Exploring the combination of digital fabrication with glass making

Frank Ren

In this project, I apply topology optimization and parametric design to explore the possibility of digital fabrication in product design. Then I use 3D printing and some traditional glass techniques to experiment and produce products。

Through the smooth glass surface, we can see the incredible structure brought by the digital design that flies in layers.

Firstly, I built a normal column in rhino and generate a triangle mesh. After that, I set a series of supports and forces with the material I wanted to use in the product developing.

Secondly, I use a plug-in software called Ameba to evolve the model. This app applies topology optimization to generate random structure under the restriction of supporters and forces that users set. However, the result of that is often an imperfect surface with many non-manifold edges, and it took me time to repair the mesh.

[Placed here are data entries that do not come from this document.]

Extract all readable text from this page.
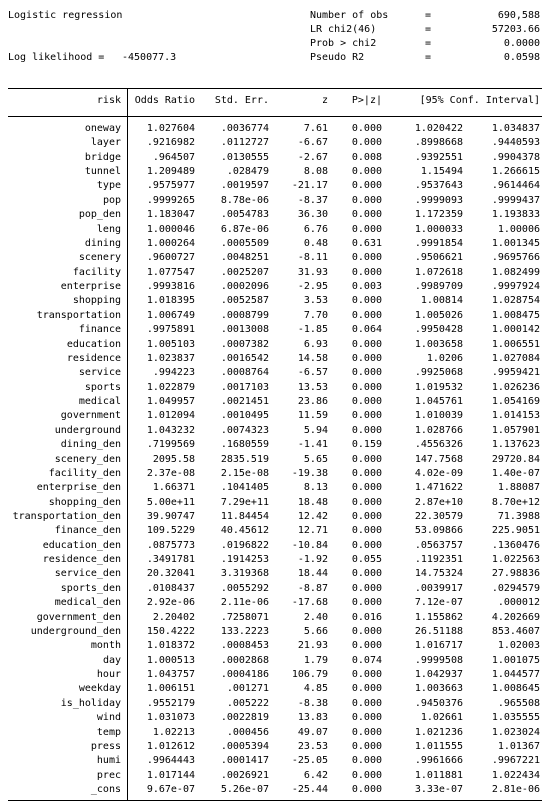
Logistic regression
Log likelihood = -450077.3
Number of obs	=	690,588
LR chi2(46)	=	57203.66
Prob > chi2	=	0.0000
Pseudo R2	=	0.0598
risk	Odds Ratio	Std. Err.	z	P>|z|	[95% Conf. Interval]
oneway	1.027604	.0036774	7.61	0.000	1.020422	1.034837
layer	.9216982	.0112727	-6.67	0.000	.8998668	.9440593
bridge	.964507	.0130555	-2.67	0.008	.9392551	.9904378
tunnel	1.209489	.028479	8.08	0.000	1.15494	1.266615
type	.9575977	.0019597	-21.17	0.000	.9537643	.9614464
pop	.9999265	8.78e-06	-8.37	0.000	.9999093	.9999437
pop_den	1.183047	.0054783	36.30	0.000	1.172359	1.193833
leng	1.000046	6.87e-06	6.76	0.000	1.000033	1.00006
dining	1.000264	.0005509	0.48	0.631	.9991854	1.001345
scenery	.9600727	.0048251	-8.11	0.000	.9506621	.9695766
facility	1.077547	.0025207	31.93	0.000	1.072618	1.082499
enterprise	.9993816	.0002096	-2.95	0.003	.9989709	.9997924
shopping	1.018395	.0052587	3.53	0.000	1.00814	1.028754
transportation	1.006749	.0008799	7.70	0.000	1.005026	1.008475
finance	.9975891	.0013008	-1.85	0.064	.9950428	1.000142
education	1.005103	.0007382	6.93	0.000	1.003658	1.006551
residence	1.023837	.0016542	14.58	0.000	1.0206	1.027084
service	.994223	.0008764	-6.57	0.000	.9925068	.9959421
sports	1.022879	.0017103	13.53	0.000	1.019532	1.026236
medical	1.049957	.0021451	23.86	0.000	1.045761	1.054169
government	1.012094	.0010495	11.59	0.000	1.010039	1.014153
underground	1.043232	.0074323	5.94	0.000	1.028766	1.057901
dining_den	.7199569	.1680559	-1.41	0.159	.4556326	1.137623
scenery_den	2095.58	2835.519	5.65	0.000	147.7568	29720.84
facility_den	2.37e-08	2.15e-08	-19.38	0.000	4.02e-09	1.40e-07
enterprise_den	1.66371	.1041405	8.13	0.000	1.471622	1.88087
shopping_den	5.00e+11	7.29e+11	18.48	0.000	2.87e+10	8.70e+12
transportation_den	39.90747	11.84454	12.42	0.000	22.30579	71.3988
finance_den	109.5229	40.45612	12.71	0.000	53.09866	225.9051
education_den	.0875773	.0196822	-10.84	0.000	.0563757	.1360476
residence_den	.3491781	.1914253	-1.92	0.055	.1192351	1.022563
service_den	20.32041	3.319368	18.44	0.000	14.75324	27.98836
sports_den	.0108437	.0055292	-8.87	0.000	.0039917	.0294579
medical_den	2.92e-06	2.11e-06	-17.68	0.000	7.12e-07	.000012
government_den	2.20402	.7258071	2.40	0.016	1.155862	4.202669
underground_den	150.4222	133.2223	5.66	0.000	26.51188	853.4607
month	1.018372	.0008453	21.93	0.000	1.016717	1.02003
day	1.000513	.0002868	1.79	0.074	.9999508	1.001075
hour	1.043757	.0004186	106.79	0.000	1.042937	1.044577
weekday	1.006151	.001271	4.85	0.000	1.003663	1.008645
is_holiday	.9552179	.005222	-8.38	0.000	.9450376	.965508
wind	1.031073	.0022819	13.83	0.000	1.02661	1.035555
temp	1.02213	.000456	49.07	0.000	1.021236	1.023024
press	1.012612	.0005394	23.53	0.000	1.011555	1.01367
humi	.9964443	.0001417	-25.05	0.000	.9961666	.9967221
prec	1.017144	.0026921	6.42	0.000	1.011881	1.022434
_cons	9.67e-07	5.26e-07	-25.44	0.000	3.33e-07	2.81e-06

Thirdly, I use Meshmixer to further improve the model. I filled holes and polished the objects. I attempted to reduce the number of protrusions and amplitude of protrusions to minimize the amount of supporter used in 3D printing, in order to speed up the printing process.

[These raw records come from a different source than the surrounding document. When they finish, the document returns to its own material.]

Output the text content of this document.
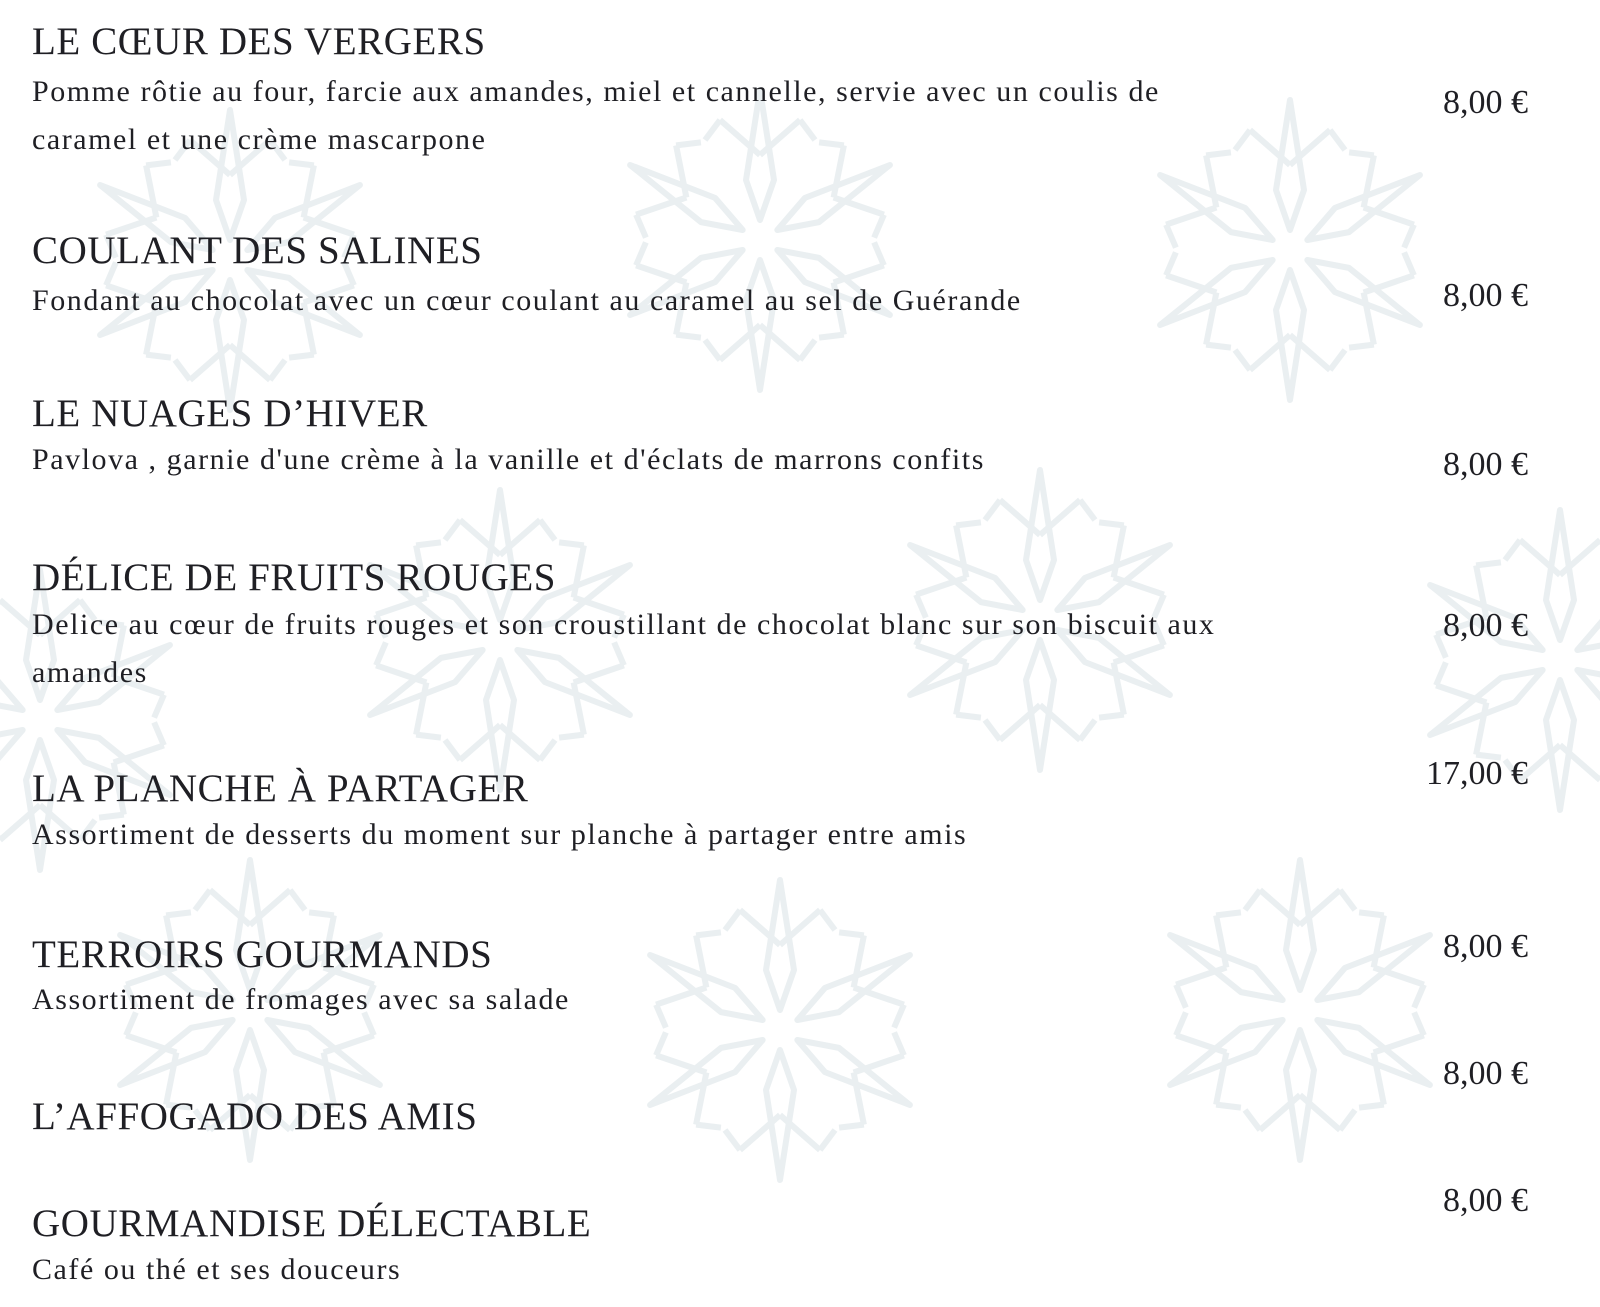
LE CŒUR DES VERGERS
Pomme rôtie au four, farcie aux amandes, miel et cannelle, servie avec un coulis de caramel et une crème mascarpone
8,00 €
COULANT DES SALINES
Fondant au chocolat avec un cœur coulant au caramel au sel de Guérande	8,00 €
LE NUAGES D’HIVER
Pavlova , garnie d'une crème à la vanille et d'éclats de marrons confits	8,00 €
DÉLICE DE FRUITS ROUGES
Delice au cœur de fruits rouges et son croustillant de chocolat blanc sur son biscuit aux amandes
8,00 €
LA PLANCHE À PARTAGER
Assortiment de desserts du moment sur planche à partager entre amis
17,00 €
TERROIRS GOURMANDS
Assortiment de fromages avec sa salade
8,00 €
L’AFFOGADO DES AMIS
8,00 €
GOURMANDISE DÉLECTABLE
Café ou thé et ses douceurs
8,00 €
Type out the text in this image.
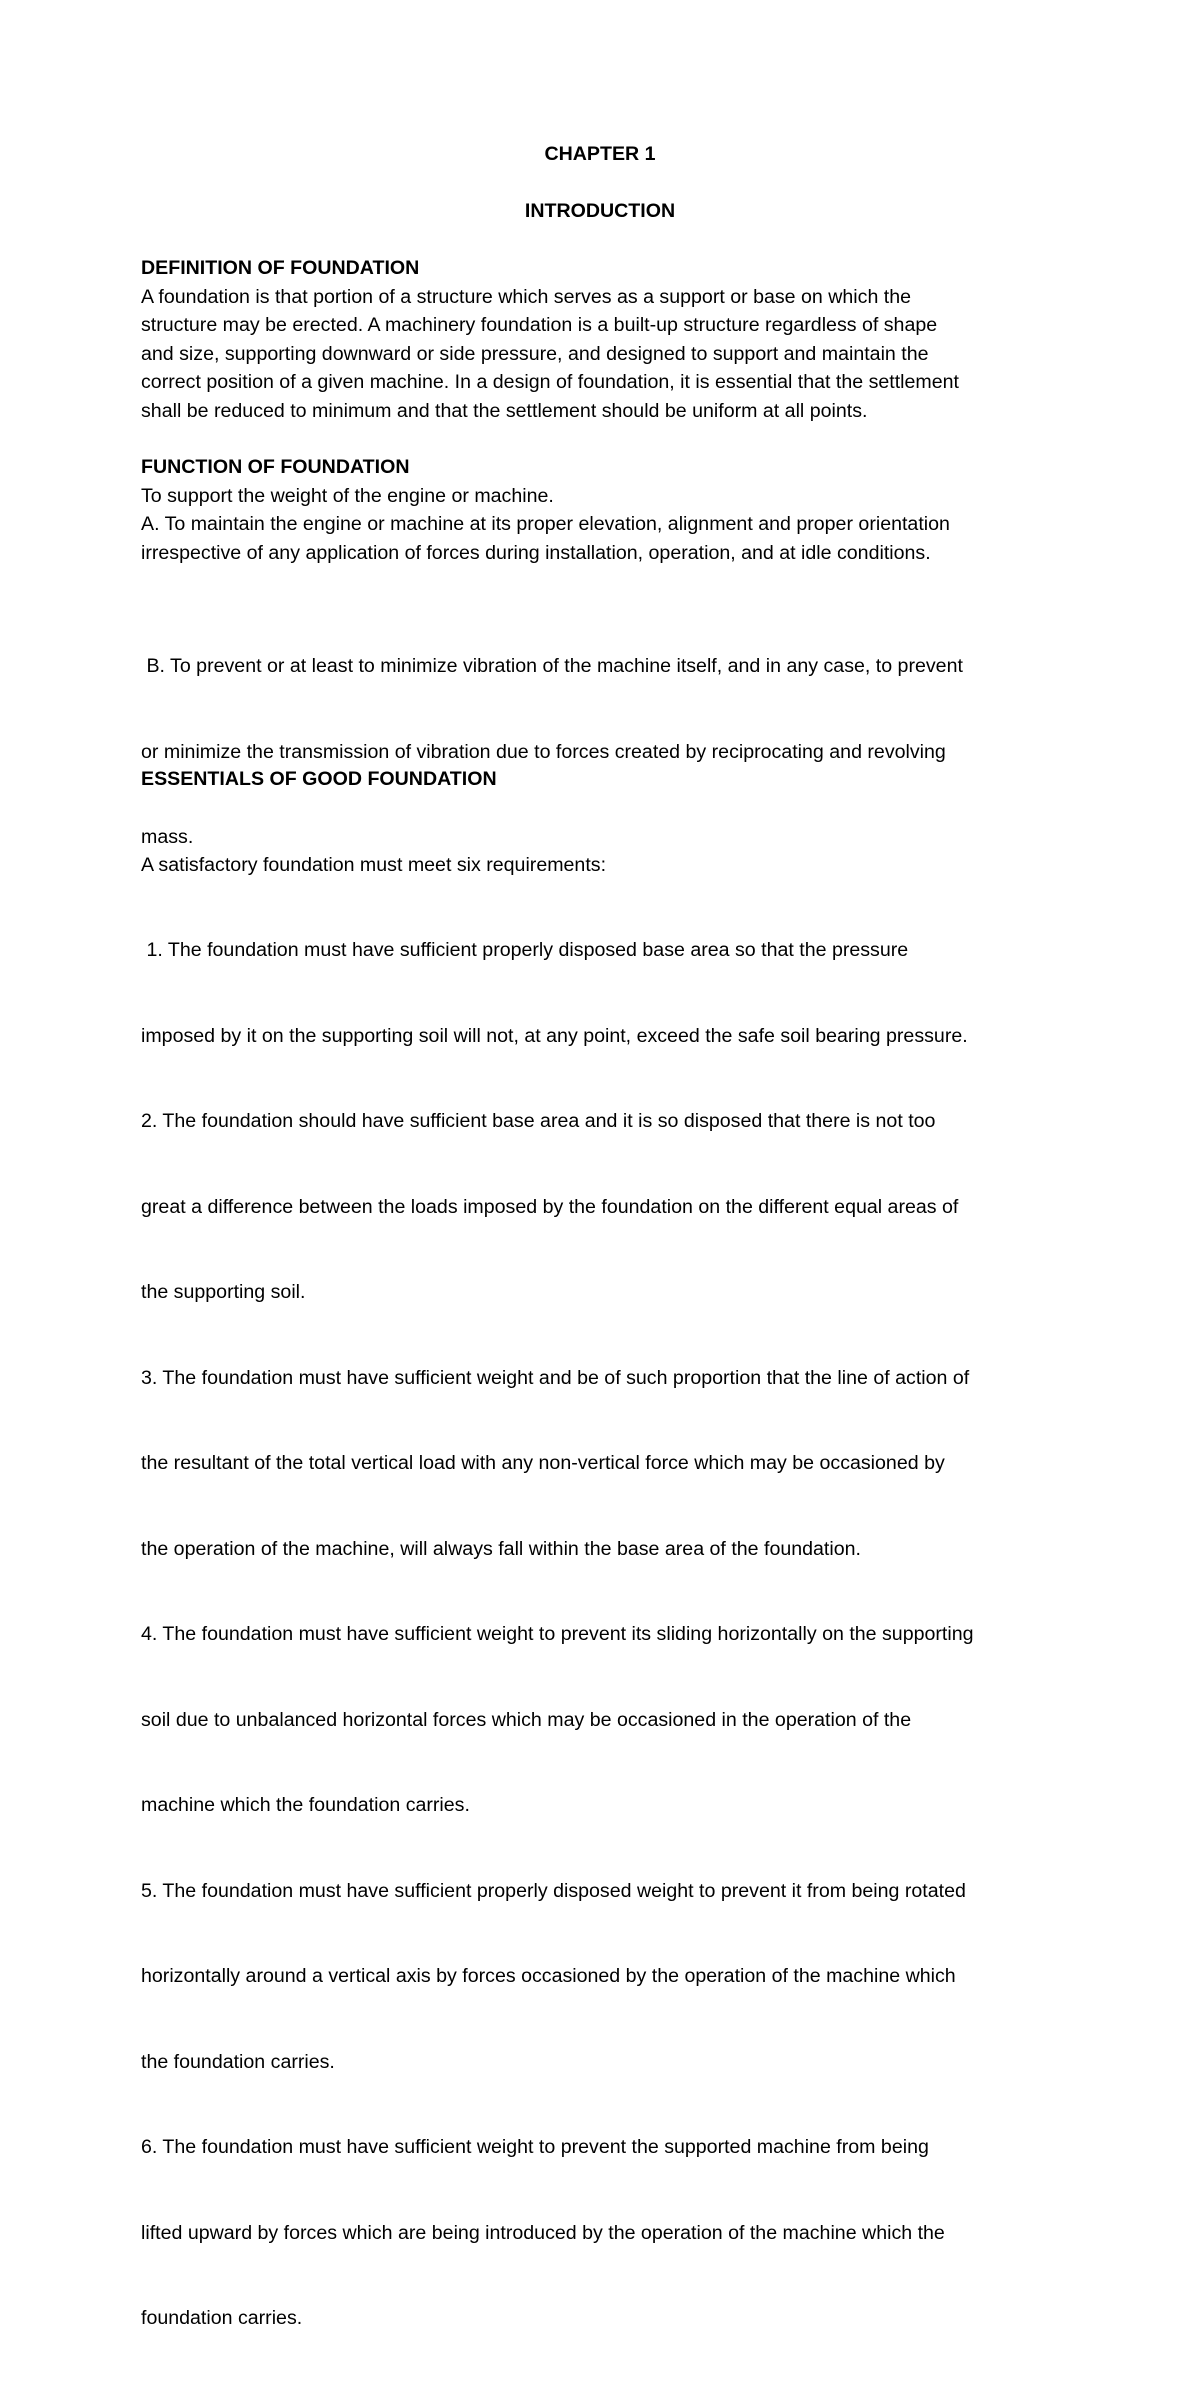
CHAPTER 1
INTRODUCTION
DEFINITION OF FOUNDATION
A foundation is that portion of a structure which serves as a support or base on which the
structure may be erected. A machinery foundation is a built-up structure regardless of shape
and size, supporting downward or side pressure, and designed to support and maintain the
correct position of a given machine. In a design of foundation, it is essential that the settlement
shall be reduced to minimum and that the settlement should be uniform at all points.
FUNCTION OF FOUNDATION
To support the weight of the engine or machine.
A. To maintain the engine or machine at its proper elevation, alignment and proper orientation
irrespective of any application of forces during installation, operation, and at idle conditions.

B. To prevent or at least to minimize vibration of the machine itself, and in any case, to prevent

or minimize the transmission of vibration due to forces created by reciprocating and revolving

mass.

ESSENTIALS OF GOOD FOUNDATION

A satisfactory foundation must meet six requirements:

1. The foundation must have sufficient properly disposed base area so that the pressure

imposed by it on the supporting soil will not, at any point, exceed the safe soil bearing pressure.

2. The foundation should have sufficient base area and it is so disposed that there is not too

great a difference between the loads imposed by the foundation on the different equal areas of

the supporting soil.

3. The foundation must have sufficient weight and be of such proportion that the line of action of

the resultant of the total vertical load with any non-vertical force which may be occasioned by

the operation of the machine, will always fall within the base area of the foundation.

4. The foundation must have sufficient weight to prevent its sliding horizontally on the supporting

soil due to unbalanced horizontal forces which may be occasioned in the operation of the

machine which the foundation carries.

5. The foundation must have sufficient properly disposed weight to prevent it from being rotated

horizontally around a vertical axis by forces occasioned by the operation of the machine which

the foundation carries.

6. The foundation must have sufficient weight to prevent the supported machine from being

lifted upward by forces which are being introduced by the operation of the machine which the

foundation carries.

After I got the 3D printed model, I went to the casting workshop to cast. The process was quite complicated. Simply speaking, the technique takes the advantage of the difference of melting points between plastic, plaster and glass to transform an object from a plastic form to a glass form.

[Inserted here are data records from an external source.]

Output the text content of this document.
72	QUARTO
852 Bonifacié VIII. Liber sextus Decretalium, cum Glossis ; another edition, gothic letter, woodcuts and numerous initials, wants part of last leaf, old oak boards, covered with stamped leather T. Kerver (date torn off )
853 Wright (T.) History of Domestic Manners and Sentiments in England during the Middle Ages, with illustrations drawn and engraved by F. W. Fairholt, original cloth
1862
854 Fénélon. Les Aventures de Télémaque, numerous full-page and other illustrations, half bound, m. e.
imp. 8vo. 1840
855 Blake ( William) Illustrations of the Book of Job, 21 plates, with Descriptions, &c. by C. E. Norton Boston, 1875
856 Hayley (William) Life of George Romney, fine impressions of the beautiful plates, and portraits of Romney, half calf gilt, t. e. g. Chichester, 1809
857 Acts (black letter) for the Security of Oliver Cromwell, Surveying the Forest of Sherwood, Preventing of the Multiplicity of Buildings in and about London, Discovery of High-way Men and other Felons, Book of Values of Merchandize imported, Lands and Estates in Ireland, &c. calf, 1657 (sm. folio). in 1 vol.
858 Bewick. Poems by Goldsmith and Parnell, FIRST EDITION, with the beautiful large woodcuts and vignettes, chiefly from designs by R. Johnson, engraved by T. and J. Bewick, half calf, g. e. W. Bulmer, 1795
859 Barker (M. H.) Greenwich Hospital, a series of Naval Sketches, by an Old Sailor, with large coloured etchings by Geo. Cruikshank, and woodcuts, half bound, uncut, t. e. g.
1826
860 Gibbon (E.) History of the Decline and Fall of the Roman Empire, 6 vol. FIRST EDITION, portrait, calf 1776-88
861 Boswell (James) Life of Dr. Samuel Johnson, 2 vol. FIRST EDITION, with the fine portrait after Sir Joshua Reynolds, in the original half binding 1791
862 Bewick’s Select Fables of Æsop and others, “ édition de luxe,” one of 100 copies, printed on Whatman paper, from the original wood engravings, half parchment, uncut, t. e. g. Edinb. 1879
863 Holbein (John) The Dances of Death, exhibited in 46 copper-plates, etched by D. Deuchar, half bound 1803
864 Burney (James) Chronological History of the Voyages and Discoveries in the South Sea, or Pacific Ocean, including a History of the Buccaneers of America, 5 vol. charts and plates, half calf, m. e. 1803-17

After melting the plastic mould, I cleaned the plaster mould, then placed the prepared funnel and the measured glass together as shown in the diagram and put them in the furnace

Glass moulded after up to a week of firing and cooling. I removed the plaster and cleaned the model.

The most import step was polishing. Glass is very fragile, so I had to be careful.

The final output looks like a crystal!

The glass is delicate but also fragile, it is prone to accidents during the manufacturing process and causes it to be damaged. I was inspired by the traditional Chinese Kintsukuroi process to repair cracks with silver materials.